Иван Иваныч окинул недовольным взглядом обстановку кабинета и подумал: «Последний раз, слава Богу, дышу этой мещанской атмосферой».
Подойдя к зеркалу, он разгладил чёрные, шелковистые усы на своём красивом лице, с тёмными глазами, с белым лбом и горбатеньким носом, вздохнул и сладостно зевнул, потянувшись.
Потом он улыбнулся долгой, вдумчивой улыбкой, сел на диван, откинувши голову, и заломил руки со счастливым и мечтательным выражением лица.
Он сидел так минут пять, повторяя: «Свободен, свободен!»
И ему казалось, что до сих пор он был в тюрьме, в цепях, окружённый каким-то промозглым мраком, а теперь пред ним раскрыли двери его подземелья, и он видит в перспективе радужные дали, в дымке которых носятся светлые призраки. Всматриваясь в их черты, он узнаёт себя и её, свою дорогую Сонечку, и свет, которым они там дышат и живут, радует его глаз и наполняет его сердце блаженной тоской.
– Ах, когда б уж скорей выбраться отсюда! – произнёс он. – Действительности хочется, настоящей жизни, а не грёз!

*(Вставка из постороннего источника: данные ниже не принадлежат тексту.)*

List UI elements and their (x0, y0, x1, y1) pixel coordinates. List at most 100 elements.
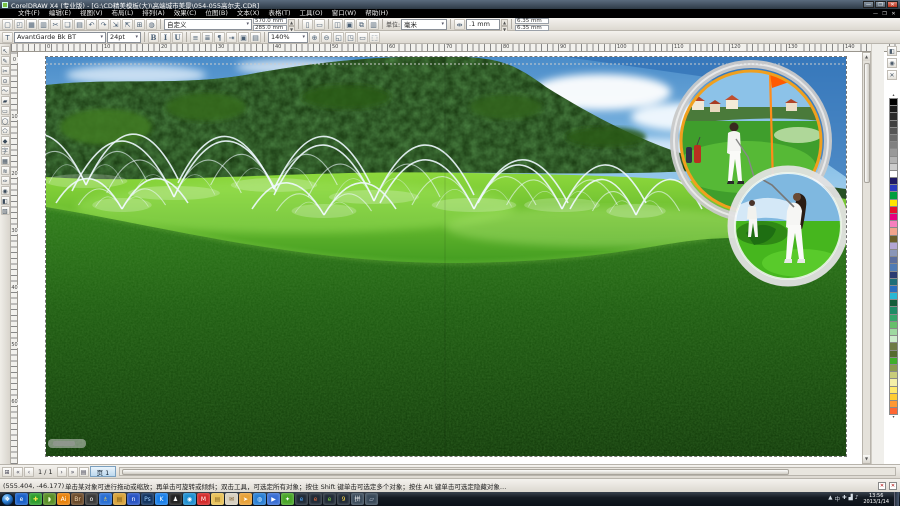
taskbar-notepad[interactable]: ▱ (365, 493, 378, 505)
paragraph-option-6[interactable]: ▤ (250, 32, 261, 43)
menu-item-12[interactable]: 帮助(H) (361, 9, 392, 18)
smart-fill-tool[interactable]: ▰ (1, 96, 10, 105)
bold-button[interactable]: B (148, 32, 159, 43)
paper-size-spinner[interactable]: ▲▼ (288, 19, 295, 30)
taskbar-coreldraw[interactable]: ◗ (43, 493, 56, 505)
taskbar-bridge[interactable]: Br (71, 493, 84, 505)
maximize-button[interactable]: ❐ (875, 1, 886, 8)
page-tab[interactable]: 页 1 (90, 466, 117, 477)
drawing-canvas[interactable] (18, 52, 862, 464)
open-icon[interactable]: ◰ (14, 19, 25, 30)
menu-item-1[interactable]: 文件(F) (14, 9, 44, 18)
taskbar-input-method[interactable]: 拼 (351, 493, 364, 505)
nudge-spinner[interactable]: ▲▼ (501, 19, 508, 30)
last-page-button[interactable]: » (68, 467, 78, 477)
copy-icon[interactable]: ❏ (62, 19, 73, 30)
tray-security[interactable]: ✚ (842, 495, 847, 503)
taskbar-qq-game[interactable]: ♗ (99, 493, 112, 505)
taskbar-mail[interactable]: ✉ (225, 493, 238, 505)
fill-tool[interactable]: ◧ (1, 196, 10, 205)
taskbar-internet-explorer[interactable]: e (15, 493, 28, 505)
taskbar-remote-app[interactable]: n (127, 493, 140, 505)
property-option-2[interactable]: ▣ (344, 19, 355, 30)
tray-network[interactable]: ▟ (849, 495, 853, 503)
color-palette[interactable]: ▴▾ (887, 92, 900, 464)
taskbar-green-bird[interactable]: ✦ (281, 493, 294, 505)
nudge-field[interactable]: .1 mm (466, 19, 500, 30)
italic-button[interactable]: I (160, 32, 171, 43)
vertical-ruler[interactable]: 0102030405060 (11, 52, 18, 464)
start-button[interactable]: ❖ (1, 493, 14, 506)
taskbar-qq[interactable]: ♟ (169, 493, 182, 505)
horizontal-ruler[interactable]: 0102030405060708090100110120130140 (11, 44, 900, 52)
taskbar-sogou-browser[interactable]: e (323, 493, 336, 505)
portrait-button[interactable]: ▯ (302, 19, 313, 30)
next-page-button[interactable]: › (57, 467, 67, 477)
undo-icon[interactable]: ↶ (86, 19, 97, 30)
page-options-icon[interactable]: ⊞ (2, 467, 12, 477)
taskbar-m-app[interactable]: M (197, 493, 210, 505)
tray-volume[interactable]: ♪ (855, 495, 859, 503)
minimize-button[interactable]: — (863, 1, 874, 8)
freehand-tool[interactable]: 〜 (1, 86, 10, 95)
taskbar-file-manager[interactable]: ▤ (113, 493, 126, 505)
menu-item-10[interactable]: 工具(O) (296, 9, 327, 18)
taskbar-security-app[interactable]: ✚ (29, 493, 42, 505)
polygon-tool[interactable]: ⬠ (1, 126, 10, 135)
import-icon[interactable]: ⇲ (110, 19, 121, 30)
docker-icons[interactable]: ◧◉✕ (884, 44, 900, 90)
zoom-tool-button-5[interactable]: ▭ (357, 32, 368, 43)
ellipse-tool[interactable]: ◯ (1, 116, 10, 125)
outline-pen-tool[interactable]: ◉ (1, 186, 10, 195)
taskbar-potplayer[interactable]: ▶ (267, 493, 280, 505)
menu-item-4[interactable]: 布局(L) (108, 9, 138, 18)
menu-item-6[interactable]: 效果(C) (170, 9, 201, 18)
property-option-4[interactable]: ▥ (368, 19, 379, 30)
zoom-tool[interactable]: ⊙ (1, 76, 10, 85)
horizontal-scrollbar[interactable] (119, 467, 896, 476)
menu-item-3[interactable]: 视图(V) (76, 9, 107, 18)
taskbar-foxmail[interactable]: ➤ (239, 493, 252, 505)
landscape-button[interactable]: ▭ (314, 19, 325, 30)
paragraph-option-2[interactable]: ≣ (202, 32, 213, 43)
blend-tool[interactable]: ≋ (1, 166, 10, 175)
taskbar-photoshop[interactable]: Ps (141, 493, 154, 505)
prev-page-button[interactable]: ‹ (24, 467, 34, 477)
zoom-tool-button-3[interactable]: ◱ (333, 32, 344, 43)
tray-input-indicator[interactable]: 中 (834, 495, 840, 503)
new-icon[interactable]: ▢ (2, 19, 13, 30)
zoom-tool-button-4[interactable]: ◳ (345, 32, 356, 43)
taskbar-office-tool[interactable]: o (85, 493, 98, 505)
taskbar-illustrator[interactable]: Ai (57, 493, 70, 505)
golf-artwork[interactable] (46, 57, 846, 456)
taskbar-ie-red[interactable]: e (309, 493, 322, 505)
font-size-combo[interactable]: 24pt▾ (107, 32, 141, 43)
tray-hidden-icons[interactable]: ▲ (828, 495, 832, 503)
paste-icon[interactable]: ▤ (74, 19, 85, 30)
menu-item-7[interactable]: 位图(B) (201, 9, 232, 18)
text-tool[interactable]: 字 (1, 146, 10, 155)
docker-hint-icon[interactable]: ◧ (887, 46, 897, 56)
rectangle-tool[interactable]: ▭ (1, 106, 10, 115)
font-family-combo[interactable]: AvantGarde Bk BT▾ (14, 32, 106, 43)
inset-photo-swing[interactable] (731, 169, 845, 283)
paragraph-option-5[interactable]: ▣ (238, 32, 249, 43)
taskbar-game-9[interactable]: 9 (337, 493, 350, 505)
property-option-1[interactable]: ◫ (332, 19, 343, 30)
paragraph-option-3[interactable]: ¶ (214, 32, 225, 43)
paper-preset-combo[interactable]: 自定义▾ (164, 19, 252, 30)
units-combo[interactable]: 毫米▾ (401, 19, 447, 30)
show-desktop-button[interactable] (894, 492, 899, 506)
taskbar-browser-globe[interactable]: ◍ (253, 493, 266, 505)
doc-control[interactable]: — (871, 11, 880, 17)
paragraph-option-4[interactable]: ⇥ (226, 32, 237, 43)
interactive-fill-tool[interactable]: ▧ (1, 206, 10, 215)
close-button[interactable]: ✕ (887, 1, 898, 8)
export-icon[interactable]: ⇱ (122, 19, 133, 30)
shape-tool[interactable]: ✎ (1, 56, 10, 65)
corel-online-icon[interactable]: ◍ (146, 19, 157, 30)
crop-tool[interactable]: ✂ (1, 66, 10, 75)
eyedropper-tool[interactable]: ✑ (1, 176, 10, 185)
taskbar-kugou[interactable]: K (155, 493, 168, 505)
pick-tool[interactable]: ↖ (1, 46, 10, 55)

Но мечты были назойливы и так приятны, что он не отгонял их, и они снова завладевали им, усыпляя его тревогу на несколько мгновений. Они сами то улетали, то прилетали, то по одной, то разом, и брови его перестали, наконец, хмуриться. В сотый раз перебирал он в памяти все обстоятельства знакомства своего с Сонечкой.
Год тому назад, он увидел худенькую барышню, с золотистыми, подрезанными и вьющимися волосами, большими ясными глазками и выразительным ртом, – на половине своей жены, Полины Марковны, учившей в местной женской гимназии музыке. Барышня поклонилась ему как-то бочком, сделав очень серьёзное лицо, и продолжала начатый разговор. Полина Марковна предложила ей курить, она закурила. Иван Иваныч повертелся в комнате минут пять, спросил что ему было надо, и вышел.
За обедом жена сказала ему:
– А заметил?
– Что? – произнёс он, хотя сейчас же понял, что означает вопрос жены, но почему-то притворился, что не понимает.
– Да вот эту девушку, что была…
– Ах, эту девушку! Нет, почти не заметил, – отвечал он и вопросительно взглянул на жену, как бы желая сказать выражением своих глаз, что девушкой он не интересуется, но узнать, что это за птичка такая – не прочь.
– А это Сонечка Свенцицкая, наш феномен, – сказала жена в ответ на его взгляд. – Сейчас она получила аттестат и заходила проститься. На лето едет в деревню. У неё отец, кажется, порядочный деспот и с известными взглядами, так что его трудно переделать, но она хочет подкупить его золотой медалью, чтоб он позволил ей вернуться осенью сюда – уроками заняться… Премилая девочка, иногда бойкая, а иногда презастенчивая… Впрочем, ей идёт это. Главное, начитана и хорошо рисует и лепит. У меня есть один рисуночек её, акварелью, прелесть! Показать?
– Покажи… когда-нибудь! – сказал он равнодушно и даже хотел зевнуть.
– После обеда покажу. Прелесть, говорю тебе, – убеждённо повторила Полина Марковна, и, съев с аппетитом несколько ложек супу, опять начала приятно улыбаться. – А заметил, какие у неё глаза? Проницательные и тихие такие…
Ему сделалось неловко. Он усмехнулся.
– Глаз-то уж совсем не заметил, то есть… глаза как глаза, – произнёс он и стал прилежно есть.
Он лгал, что не заметил глаз Сонечки. В первый раз с тех пор, как он женился (совсем юношей), сумрак окружавших его будней осветился на мгновение кротким блеском этих глаз, и он не мог забыть их ни на секунду. Тревожное чувство волновало его, ему было и стыдно, и досадно.
Жена сказала:
– Нет, мой душоночек, вижу, ты ужасный нелюдим. Помилуйте, не заметить такой жемчужинки!
Покончив с супом, она принялась за ножку цыплёнка.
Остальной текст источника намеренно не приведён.